In the context of the research present, "anomaly detection" is defined as applying algorithms trained to predict which EIOS articles would be identified as "signals" by experts at WHO. The texts of the articles are vectorized following both a bag-of-words and a word-embeddings approach. Overall 78 combinations of data preparation and classification algorithms are evaluated using a series of scores.

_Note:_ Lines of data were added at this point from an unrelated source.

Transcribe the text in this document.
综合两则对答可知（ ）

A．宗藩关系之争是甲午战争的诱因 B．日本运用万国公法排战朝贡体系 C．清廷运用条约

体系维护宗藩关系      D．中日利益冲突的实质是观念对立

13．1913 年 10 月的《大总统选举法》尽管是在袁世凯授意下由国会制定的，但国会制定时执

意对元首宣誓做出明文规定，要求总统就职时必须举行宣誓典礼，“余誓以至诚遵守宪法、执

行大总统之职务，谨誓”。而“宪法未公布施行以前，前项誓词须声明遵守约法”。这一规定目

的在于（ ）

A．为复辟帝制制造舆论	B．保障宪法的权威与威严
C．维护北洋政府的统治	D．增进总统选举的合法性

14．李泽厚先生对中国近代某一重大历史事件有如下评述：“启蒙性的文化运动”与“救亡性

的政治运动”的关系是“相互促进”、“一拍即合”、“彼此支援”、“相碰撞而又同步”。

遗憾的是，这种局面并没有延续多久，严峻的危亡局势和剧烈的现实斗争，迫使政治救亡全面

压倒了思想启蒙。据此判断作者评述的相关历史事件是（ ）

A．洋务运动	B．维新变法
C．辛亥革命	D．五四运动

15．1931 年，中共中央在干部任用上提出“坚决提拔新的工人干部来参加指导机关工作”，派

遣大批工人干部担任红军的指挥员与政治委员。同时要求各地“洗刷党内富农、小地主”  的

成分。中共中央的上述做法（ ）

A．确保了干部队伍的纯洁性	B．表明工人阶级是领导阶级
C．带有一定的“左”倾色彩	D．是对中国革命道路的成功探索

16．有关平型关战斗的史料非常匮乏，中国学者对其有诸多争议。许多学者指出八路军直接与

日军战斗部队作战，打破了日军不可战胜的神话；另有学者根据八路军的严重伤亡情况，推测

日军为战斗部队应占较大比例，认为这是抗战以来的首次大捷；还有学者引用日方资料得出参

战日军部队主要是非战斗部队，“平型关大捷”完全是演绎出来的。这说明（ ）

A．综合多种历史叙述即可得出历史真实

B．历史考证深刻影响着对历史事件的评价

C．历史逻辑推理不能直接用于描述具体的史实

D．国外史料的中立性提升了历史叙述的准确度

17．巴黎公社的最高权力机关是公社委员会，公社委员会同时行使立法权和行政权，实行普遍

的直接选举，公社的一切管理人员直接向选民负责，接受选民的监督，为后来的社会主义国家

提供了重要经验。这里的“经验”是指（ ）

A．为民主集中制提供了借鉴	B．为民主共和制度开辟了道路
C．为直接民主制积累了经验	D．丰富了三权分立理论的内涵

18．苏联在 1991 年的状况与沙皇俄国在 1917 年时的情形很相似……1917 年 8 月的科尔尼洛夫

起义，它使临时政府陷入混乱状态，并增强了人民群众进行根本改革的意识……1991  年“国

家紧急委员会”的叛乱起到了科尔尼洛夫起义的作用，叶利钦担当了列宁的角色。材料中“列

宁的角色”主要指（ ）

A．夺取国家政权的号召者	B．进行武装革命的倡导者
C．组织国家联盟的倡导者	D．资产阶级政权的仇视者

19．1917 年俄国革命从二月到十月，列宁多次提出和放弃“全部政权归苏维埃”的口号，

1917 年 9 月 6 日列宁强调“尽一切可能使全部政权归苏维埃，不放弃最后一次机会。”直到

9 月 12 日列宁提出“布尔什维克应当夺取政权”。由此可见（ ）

Despite a very low precision, focusing on high recall, the multilayer perceptron, applied to the bag-of-words without up sampling or standardization, reaches a specificity of 0.84 for a recall of 0.91, among other good performances, which indicates that it could already be useful in sorting articles.

Using human expertise and text classification algorithms to identify the noise in the Epidemic Intelligence from Open Sources (EIOS) system

Scott Lee (Statistician, Centers for Disease Control and Prevention, USA) & Emilie Peron (Epidemiologist/Evaluation Coordinator, World Health Organization)

In 2019, the EIOS team in collaboration with six organizations conducted an evaluation of the proportion of media reports incorrectly included in the surveillance system, known colloquially as "noise reports". In this presentation, we will provide some background on the noise evaluation that has been carried out and how we explore the use of text classification algorithms for identifying these reports. We try several machine learning models, from traditional models like the random forest with n-gram features, to newer models like Google's Bidirectional Encoder Representations from Transformers (BERT), and show that good identification is indeed possible. After discussing the results of the analysis, we propose several ways similar models may be included in the EIOS processing chain to identify the noise and improve the performance of the system.